La Battaglia di Caporetto (24 ottobre 1917 – 12 novembre 1917) durante la Prima guerra mondiale: cause, fasi e conseguenze, riassunto.
Nell’autunno del 1917, l’area attorno a Caporetto (oggi Kobarid, in Slovenia) fu teatro della dodicesima battaglia dell’Isonzo. Questa si concluse con una delle maggiori sconfitte militari della storia italiana. Dopo la disfatta della Battaglia di Caporetto, iniziò però una nuova fase della guerra, che condusse l’Italia alla vittoria.
Nel corso del 1917, fino a ottobre, l’esercito italiano aveva condotto tre grandi offensive contro l’esercito austriaco (la decima e l’undicesima battaglia dell’Isonzo e la battaglia dell’Ortigara). Esse avevano logorato l’esercito austro-ungarico, senza però portare avanzamenti concreti per l’Italia, salvo la conquista in agosto dell’altopiano della Bainsizza (a est del fiume Isonzo).
In autunno, i comandi austro-ungarici, consapevoli che avrebbero avuto difficoltà a respingere un nuovo attacco, ottennero dagli alleati tedeschi uomini e armi per un’offensiva che facesse arretrare gli italiani di là dell’Isonzo.
L’offensiva della XIV Armata austro-ungarica, comandata dal generale tedesco Otto von Below, iniziò alle due di notte del 24 ottobre, con un bombardamento di artiglieria e a gas. L’attacco si sviluppò presso la conca di Plezzo (nell’Alta valle dell’Isonzo), dove le esalazioni gassose ristagnarono per ore uccidendo centinaia di soldati, e nella zona davanti a Tolmino.
Approfittando del successo dei bombardamenti, all’alba, la fanteria austro-tedesca – avvicinatasi al fronte marciando di notte per garantirsi un effetto a sorpresa – cominciò a penetrare velocemente e a piccoli plotoni attraverso le linee italiane.
Lo sfondamento decisivo del fronte avvenne presso Tolmino, dove le truppe del comandante Pietro Badoglio furono travolte in pochissime ore.
Il Comando supremo italiano non comprese subito l’entità dell’attacco: l’inaspettata capacità di penetrazione austro-tedesca fece saltare la catena di comando italiana.
Nel giro di poche ore, molti reparti italiani furono accerchiati: alcuni comandi intermedi colti impreparati e privi di ordine dall’alto, persero il controllo della situazione e lasciarono le loro truppe senza guida, determinando una situazione di caos e di disfacimento dell’esercito.
Inizialmente Luigi Cadorna, capo di Stato Maggiore del Regio Esercito, ordinò di resistere, ma già la sera del 25 ottobre capì che era necessario ripiegare: l’ordine di ritirata generale fu però emanato solo nella notte tra il 26 e il 27 ottobre.
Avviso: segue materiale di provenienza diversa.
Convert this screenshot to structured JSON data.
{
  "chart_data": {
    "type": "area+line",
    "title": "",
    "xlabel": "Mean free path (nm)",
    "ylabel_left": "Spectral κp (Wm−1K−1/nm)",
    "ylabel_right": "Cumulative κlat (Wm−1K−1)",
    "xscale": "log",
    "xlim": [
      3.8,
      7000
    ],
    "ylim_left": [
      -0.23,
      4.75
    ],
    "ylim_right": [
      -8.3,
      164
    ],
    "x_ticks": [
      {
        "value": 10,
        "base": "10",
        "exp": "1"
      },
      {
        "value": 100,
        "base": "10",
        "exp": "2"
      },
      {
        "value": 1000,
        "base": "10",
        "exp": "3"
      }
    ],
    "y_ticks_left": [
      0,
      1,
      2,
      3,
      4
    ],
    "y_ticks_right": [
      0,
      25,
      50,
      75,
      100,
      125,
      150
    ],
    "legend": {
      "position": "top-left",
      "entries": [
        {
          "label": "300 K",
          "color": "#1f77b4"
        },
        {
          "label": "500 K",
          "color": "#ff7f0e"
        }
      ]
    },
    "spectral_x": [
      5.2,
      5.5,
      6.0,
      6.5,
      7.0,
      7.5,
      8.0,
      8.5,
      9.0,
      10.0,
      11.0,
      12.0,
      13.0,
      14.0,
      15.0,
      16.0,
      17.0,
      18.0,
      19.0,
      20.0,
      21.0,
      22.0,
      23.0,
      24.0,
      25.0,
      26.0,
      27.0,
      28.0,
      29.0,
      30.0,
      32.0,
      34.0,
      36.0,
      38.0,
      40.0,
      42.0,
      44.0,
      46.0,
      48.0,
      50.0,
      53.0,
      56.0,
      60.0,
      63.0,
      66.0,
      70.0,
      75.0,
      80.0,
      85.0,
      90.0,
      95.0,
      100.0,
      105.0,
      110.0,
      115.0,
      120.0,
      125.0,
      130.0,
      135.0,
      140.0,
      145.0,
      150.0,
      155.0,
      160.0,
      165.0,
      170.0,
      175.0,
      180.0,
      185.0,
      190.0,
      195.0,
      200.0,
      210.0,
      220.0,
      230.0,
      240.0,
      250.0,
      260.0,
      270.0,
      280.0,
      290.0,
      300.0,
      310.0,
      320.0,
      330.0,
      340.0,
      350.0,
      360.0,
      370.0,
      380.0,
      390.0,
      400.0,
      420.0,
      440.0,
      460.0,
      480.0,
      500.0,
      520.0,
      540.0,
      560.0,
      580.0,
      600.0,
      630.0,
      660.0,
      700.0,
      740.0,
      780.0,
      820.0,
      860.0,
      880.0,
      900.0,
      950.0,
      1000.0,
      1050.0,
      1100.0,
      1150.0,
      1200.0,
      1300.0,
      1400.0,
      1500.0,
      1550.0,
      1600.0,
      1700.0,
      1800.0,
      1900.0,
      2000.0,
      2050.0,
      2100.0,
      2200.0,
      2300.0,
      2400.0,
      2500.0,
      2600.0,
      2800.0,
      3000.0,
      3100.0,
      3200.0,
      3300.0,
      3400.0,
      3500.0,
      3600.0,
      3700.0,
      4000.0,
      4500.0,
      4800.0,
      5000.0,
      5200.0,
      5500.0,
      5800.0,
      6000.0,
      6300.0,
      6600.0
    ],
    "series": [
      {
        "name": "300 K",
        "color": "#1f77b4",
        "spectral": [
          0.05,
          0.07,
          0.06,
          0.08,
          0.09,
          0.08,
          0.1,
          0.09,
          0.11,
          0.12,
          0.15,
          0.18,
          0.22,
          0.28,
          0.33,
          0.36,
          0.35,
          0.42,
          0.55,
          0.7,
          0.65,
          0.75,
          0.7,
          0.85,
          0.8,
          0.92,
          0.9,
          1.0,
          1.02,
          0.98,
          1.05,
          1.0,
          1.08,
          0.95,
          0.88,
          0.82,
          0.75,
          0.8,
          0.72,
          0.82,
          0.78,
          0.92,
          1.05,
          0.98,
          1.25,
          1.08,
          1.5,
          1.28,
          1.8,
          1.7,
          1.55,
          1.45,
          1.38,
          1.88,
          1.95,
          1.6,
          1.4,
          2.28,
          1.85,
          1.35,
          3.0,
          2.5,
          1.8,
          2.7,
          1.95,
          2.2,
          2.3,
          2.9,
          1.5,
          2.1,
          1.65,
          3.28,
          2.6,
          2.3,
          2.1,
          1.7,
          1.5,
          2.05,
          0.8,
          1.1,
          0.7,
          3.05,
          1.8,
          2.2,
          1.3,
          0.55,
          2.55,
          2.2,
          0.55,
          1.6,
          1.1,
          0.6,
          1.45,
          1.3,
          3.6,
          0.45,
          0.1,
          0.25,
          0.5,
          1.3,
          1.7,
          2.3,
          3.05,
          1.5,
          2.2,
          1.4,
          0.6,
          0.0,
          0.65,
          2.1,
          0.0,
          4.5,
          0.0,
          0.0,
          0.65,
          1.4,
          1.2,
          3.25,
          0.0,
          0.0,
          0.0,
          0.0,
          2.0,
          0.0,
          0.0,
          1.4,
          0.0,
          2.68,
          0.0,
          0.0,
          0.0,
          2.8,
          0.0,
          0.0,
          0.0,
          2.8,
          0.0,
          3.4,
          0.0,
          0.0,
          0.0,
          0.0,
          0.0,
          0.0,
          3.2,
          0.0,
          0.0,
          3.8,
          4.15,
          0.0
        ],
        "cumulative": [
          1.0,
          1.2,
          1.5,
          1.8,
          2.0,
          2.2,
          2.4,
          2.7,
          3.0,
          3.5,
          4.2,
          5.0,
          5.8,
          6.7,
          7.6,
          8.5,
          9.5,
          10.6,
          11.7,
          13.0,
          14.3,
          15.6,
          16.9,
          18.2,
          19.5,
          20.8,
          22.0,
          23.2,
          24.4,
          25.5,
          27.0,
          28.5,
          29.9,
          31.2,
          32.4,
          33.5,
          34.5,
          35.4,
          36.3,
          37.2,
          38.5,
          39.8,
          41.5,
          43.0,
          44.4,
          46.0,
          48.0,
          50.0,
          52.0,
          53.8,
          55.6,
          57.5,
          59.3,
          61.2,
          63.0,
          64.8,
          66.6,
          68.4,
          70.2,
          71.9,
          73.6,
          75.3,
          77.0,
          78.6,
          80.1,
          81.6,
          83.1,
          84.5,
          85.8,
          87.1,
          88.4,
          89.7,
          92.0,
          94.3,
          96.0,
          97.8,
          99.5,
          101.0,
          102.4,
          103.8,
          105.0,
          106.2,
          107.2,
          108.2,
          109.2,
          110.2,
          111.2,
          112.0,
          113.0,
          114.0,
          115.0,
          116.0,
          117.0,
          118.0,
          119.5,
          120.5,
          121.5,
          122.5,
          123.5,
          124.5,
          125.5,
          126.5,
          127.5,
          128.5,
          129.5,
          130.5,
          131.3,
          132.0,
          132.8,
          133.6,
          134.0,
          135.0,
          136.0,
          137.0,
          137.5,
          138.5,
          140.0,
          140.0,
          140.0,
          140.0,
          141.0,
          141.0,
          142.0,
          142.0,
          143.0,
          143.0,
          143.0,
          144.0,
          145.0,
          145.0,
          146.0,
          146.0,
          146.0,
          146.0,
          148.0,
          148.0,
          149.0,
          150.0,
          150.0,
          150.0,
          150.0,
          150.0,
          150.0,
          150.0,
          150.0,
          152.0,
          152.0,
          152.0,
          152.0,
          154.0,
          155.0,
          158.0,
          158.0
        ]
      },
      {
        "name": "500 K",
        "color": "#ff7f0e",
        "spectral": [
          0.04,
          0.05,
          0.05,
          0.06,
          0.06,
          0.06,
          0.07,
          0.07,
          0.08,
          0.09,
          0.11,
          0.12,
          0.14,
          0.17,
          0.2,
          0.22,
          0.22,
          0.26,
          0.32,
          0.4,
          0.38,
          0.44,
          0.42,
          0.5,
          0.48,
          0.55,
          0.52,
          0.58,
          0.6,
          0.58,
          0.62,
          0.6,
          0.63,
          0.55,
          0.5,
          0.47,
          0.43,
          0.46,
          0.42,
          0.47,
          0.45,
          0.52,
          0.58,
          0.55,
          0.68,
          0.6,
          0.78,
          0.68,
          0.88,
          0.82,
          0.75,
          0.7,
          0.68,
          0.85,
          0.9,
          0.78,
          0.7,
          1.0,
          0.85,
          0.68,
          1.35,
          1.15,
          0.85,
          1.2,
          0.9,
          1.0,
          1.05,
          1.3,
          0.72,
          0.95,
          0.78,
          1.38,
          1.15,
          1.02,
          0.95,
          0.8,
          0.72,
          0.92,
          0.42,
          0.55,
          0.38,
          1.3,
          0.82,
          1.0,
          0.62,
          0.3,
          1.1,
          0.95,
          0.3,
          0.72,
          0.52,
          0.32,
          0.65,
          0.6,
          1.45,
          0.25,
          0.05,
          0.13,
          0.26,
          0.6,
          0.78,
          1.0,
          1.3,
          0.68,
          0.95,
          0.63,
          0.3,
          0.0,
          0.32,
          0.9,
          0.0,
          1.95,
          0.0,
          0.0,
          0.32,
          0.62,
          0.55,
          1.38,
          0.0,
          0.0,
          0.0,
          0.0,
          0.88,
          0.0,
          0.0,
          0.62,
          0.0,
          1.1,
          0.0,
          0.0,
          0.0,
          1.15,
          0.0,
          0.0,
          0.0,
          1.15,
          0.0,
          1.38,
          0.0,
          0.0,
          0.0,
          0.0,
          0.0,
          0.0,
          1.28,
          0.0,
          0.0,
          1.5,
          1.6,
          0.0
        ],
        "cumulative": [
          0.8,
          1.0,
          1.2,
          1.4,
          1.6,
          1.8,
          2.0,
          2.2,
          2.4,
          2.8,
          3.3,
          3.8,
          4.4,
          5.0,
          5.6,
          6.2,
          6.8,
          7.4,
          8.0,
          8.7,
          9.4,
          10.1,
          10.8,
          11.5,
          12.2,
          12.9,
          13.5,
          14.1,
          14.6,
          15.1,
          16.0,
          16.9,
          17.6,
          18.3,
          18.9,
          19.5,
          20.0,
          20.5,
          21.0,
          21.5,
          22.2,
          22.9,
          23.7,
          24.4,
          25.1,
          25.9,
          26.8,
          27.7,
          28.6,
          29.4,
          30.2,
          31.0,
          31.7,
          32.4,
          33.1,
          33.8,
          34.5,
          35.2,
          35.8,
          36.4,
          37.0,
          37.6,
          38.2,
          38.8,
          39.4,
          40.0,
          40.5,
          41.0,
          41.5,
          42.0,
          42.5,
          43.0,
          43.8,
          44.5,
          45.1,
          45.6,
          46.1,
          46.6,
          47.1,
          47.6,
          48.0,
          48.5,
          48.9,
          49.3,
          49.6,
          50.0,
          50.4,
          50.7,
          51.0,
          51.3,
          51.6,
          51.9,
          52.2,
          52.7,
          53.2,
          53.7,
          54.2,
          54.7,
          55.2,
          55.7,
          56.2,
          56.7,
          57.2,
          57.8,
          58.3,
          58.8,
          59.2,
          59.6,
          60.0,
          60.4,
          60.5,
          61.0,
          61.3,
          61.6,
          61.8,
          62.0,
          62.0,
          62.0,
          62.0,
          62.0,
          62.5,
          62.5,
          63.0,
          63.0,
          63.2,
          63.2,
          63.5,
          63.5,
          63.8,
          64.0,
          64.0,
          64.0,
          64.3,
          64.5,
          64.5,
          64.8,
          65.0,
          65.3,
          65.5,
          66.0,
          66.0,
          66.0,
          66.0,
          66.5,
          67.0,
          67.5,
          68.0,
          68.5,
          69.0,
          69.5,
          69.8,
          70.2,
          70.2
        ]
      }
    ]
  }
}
Nei giorni successivi, il generale Luigi Cadorna e il Comando supremo scomparvero dalla scena, lasciando i loro sottoposti senza guida. I soldati sbandati furono centinaia di migliaia. Essi marciarono a ritroso per oltre 150 kilometri, seguiti da un fiume di profughi che, di fronte all’avanzata nemica, abbandonavano tutto ciò che avevano. Gli alti ufficiali riuscirono a reagire solo dopo giorni, facendo attestare le truppe sulla linea del fiume Piave (8-12 novembre), al confine tra Trentino e Veneto. La ritirata sul Piave consentì un notevole accorciamento del fronte e quindi un minor logorio dei reparti combattenti.
Il generale Cadorna fu sostituito dal generale Armando Diaz. Prima di essere rimosso dal comando supremo, Cadorna gettò le colpe della disfatta sui suoi stessi soldati, accusando i reparti investiti dall’offensiva di essersi arresi senza combattere.
Armando Diaz riuscì a risollevare il morale dei soldati, garantendo loro vitto più abbondante e licenze più frequenti, e a mobilitare psicologicamente l’intero Paese, anche perché se avessero sfondato la linea di difesa del Piave, i nemici sarebbero dilagati addirittura fino al Po, nella Pianura Padana. Ora i soldati sentivano di dover combattere per uno scopo: difendere la patria. Si cercò inoltre di prospettare la possibilità di vantaggi materiali per i combattenti e l’intero Paese in caso di vittoria, ma ci si sforzò anche di presentare la guerra come una lotta per un più giusto ordine interno e internazionale.